A: Let $(\cdot,\cdot)$ denote the bilinear pairing of two vectors.  For a basis $A = \{v_1,\dots,v_n\}$, the corresponding dual basis is the (unique) basis $B = \{w_1,\dots,w_n\}$ that satisfies
$$
(v_i,w_j) = 
\begin{cases}
1 & i=j\\
0 & i \neq j
\end{cases}
$$
A: Bases $\{v_1,\dots,v_n\}$ of $V$ and $\{w_1,\dots,w_n\}$ of $W$ are dual to each other if 
$$
\varphi(v_i,w_j)=\begin{cases}
1 & \text{if $i=j$,}\\
0 & \text{if $i\ne j$,}
\end{cases}
$$
where $\varphi\colon V\times W\to k$ is the pairing.
A dual basis of $W$ always exists, given a basis of $V$. Indeed, the map
$$
f\colon W\to V^*
$$
defined by
$$
f(w)\colon v\mapsto \varphi(v,w)
$$
is an isomorphism of vector spaces. Building a dual basis on $V^*$ is obvious.
A: Let be $V$
  a vector space on a commutative field $k$
  such that $\dim_{k}V=n<+\infty$. Let be $\mathcal{B}=\left(e_{1},\ldots,e_{n}\right)$
  a basis of $V$. Now let us denote by $V^{*}$
  the dual vector space of $V$, that is $V^{*}$
  is the vector space of all linear forms on $V$ (it always exists). Then we define $e_{i}^{*}$
  an element of $V^{*}$
  by$$e_{i}^{*}\left(e_{j}\right)=\delta_{ij}=\begin{cases}
1 & \textrm{if }i=j\\
0 & \textrm{else}
\end{cases}$$
 for all $1\leq i,j\leq n$
 . Then, $\mathcal{B}^{*}=\left(e_{1}^{*},\ldots,e_{n}^{*}\right)$
  is a basis of $V^{*}$, called the dual basis of $\mathcal{B}$.

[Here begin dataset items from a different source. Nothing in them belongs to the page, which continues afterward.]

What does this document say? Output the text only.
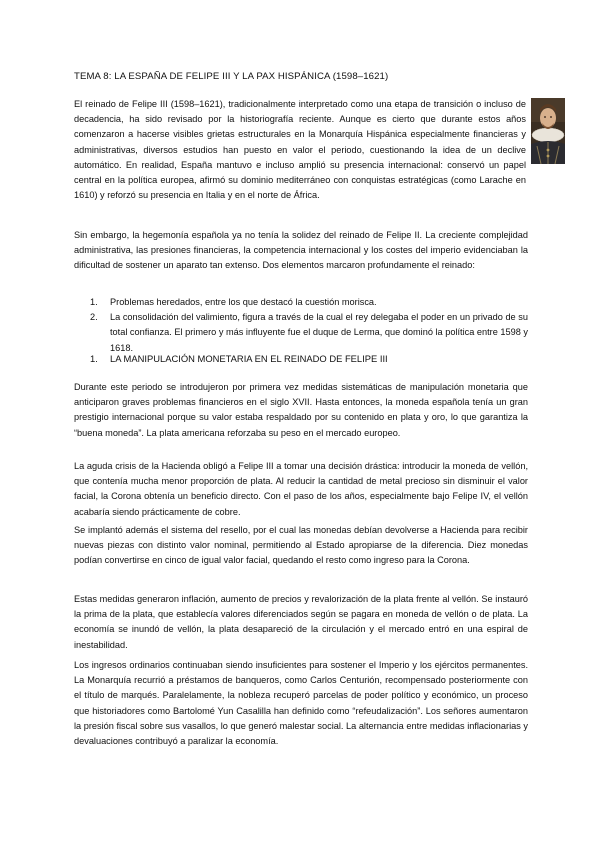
TEMA 8: LA ESPAÑA DE FELIPE III Y LA PAX HISPÁNICA (1598–1621)
El reinado de Felipe III (1598–1621), tradicionalmente interpretado como una etapa de transición o incluso de decadencia, ha sido revisado por la historiografía reciente. Aunque es cierto que durante estos años comenzaron a hacerse visibles grietas estructurales en la Monarquía Hispánica especialmente financieras y administrativas, diversos estudios han puesto en valor el periodo, cuestionando la idea de un declive automático. En realidad, España mantuvo e incluso amplió su presencia internacional: conservó un papel central en la política europea, afirmó su dominio mediterráneo con conquistas estratégicas (como Larache en 1610) y reforzó su presencia en Italia y en el norte de África.
Sin embargo, la hegemonía española ya no tenía la solidez del reinado de Felipe II. La creciente complejidad administrativa, las presiones financieras, la competencia internacional y los costes del imperio evidenciaban la dificultad de sostener un aparato tan extenso. Dos elementos marcaron profundamente el reinado:
1. Problemas heredados, entre los que destacó la cuestión morisca.
2. La consolidación del valimiento, figura a través de la cual el rey delegaba el poder en un privado de su total confianza. El primero y más influyente fue el duque de Lerma, que dominó la política entre 1598 y 1618.
1. LA MANIPULACIÓN MONETARIA EN EL REINADO DE FELIPE III
Durante este periodo se introdujeron por primera vez medidas sistemáticas de manipulación monetaria que anticiparon graves problemas financieros en el siglo XVII. Hasta entonces, la moneda española tenía un gran prestigio internacional porque su valor estaba respaldado por su contenido en plata y oro, lo que garantiza la “buena moneda”. La plata americana reforzaba su peso en el mercado europeo.
La aguda crisis de la Hacienda obligó a Felipe III a tomar una decisión drástica: introducir la moneda de vellón, que contenía mucha menor proporción de plata. Al reducir la cantidad de metal precioso sin disminuir el valor facial, la Corona obtenía un beneficio directo. Con el paso de los años, especialmente bajo Felipe IV, el vellón acabaría siendo prácticamente de cobre.
Se implantó además el sistema del resello, por el cual las monedas debían devolverse a Hacienda para recibir nuevas piezas con distinto valor nominal, permitiendo al Estado apropiarse de la diferencia. Diez monedas podían convertirse en cinco de igual valor facial, quedando el resto como ingreso para la Corona.
Estas medidas generaron inflación, aumento de precios y revalorización de la plata frente al vellón. Se instauró la prima de la plata, que establecía valores diferenciados según se pagara en moneda de vellón o de plata. La economía se inundó de vellón, la plata desapareció de la circulación y el mercado entró en una espiral de inestabilidad.
Los ingresos ordinarios continuaban siendo insuficientes para sostener el Imperio y los ejércitos permanentes. La Monarquía recurrió a préstamos de banqueros, como Carlos Centurión, recompensado posteriormente con el título de marqués. Paralelamente, la nobleza recuperó parcelas de poder político y económico, un proceso que historiadores como Bartolomé Yun Casalilla han definido como “refeudalización”. Los señores aumentaron la presión fiscal sobre sus vasallos, lo que generó malestar social. La alternancia entre medidas inflacionarias y devaluaciones contribuyó a paralizar la economía.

To see that it is a basis, let us show that it is formed by $n$ non-zero linearly independant elements : it is ok that $e_{i}^{*}\neq0_{E^{*}}$ for all $1\leq i\leq n$ (because, for example, $e_{i}^{*}\left(e_{i}\right)=1\neq0_{E}$). Now let us suppose that there are $\alpha_{1},\ldots,\alpha_{n}\in k$
  such that$$\sum_{i=1}^{n}\alpha_{i}e_{i}^{*}=0_{E^{*}}.$$
 Then for any $1\leq j\leq n$
 $$0_{k}=\left(\sum_{i=1}^{n}\alpha_{i}e_{i}^{*}\right)\left(e_{j}\right)=\alpha_{j}$$
 and then $\alpha_{1},\ldots,\alpha_{n}$ are all zero.
Now let be $W$
  another vector space on $k$
  such that $\dim_{k}W=n$
 . Let be $\mathcal{W}=\left(w_{1},\ldots,w_{n}\right)$
  a basis of $W$
 . Then the application $\psi:W\longrightarrow E^{*}$
  defined by $\psi\left(\lambda w_{i}+\mu w_{j}\right)=\lambda e_{i}^{*}+\mu e_{j}^{*}$
  for all $1\leq i,j\leq n$ and all $\lambda,\mu\in k
 $ is an isomorphism (I let you check this).
Then we can define a bilinear form$\phi:V\times W\rightarrow k$
  by$$\phi\left(e_{i},w_{j}\right):=\psi\left(w_{j}\right)\left(e_{i}\right)=e_{j}^{*}\left(e_{i}\right)=\delta_{ij}$$
 and thus $\mathcal{W}$
  is the dual basis of $\mathcal{B}$
  with regard to the $k$-bilinear form $\phi$.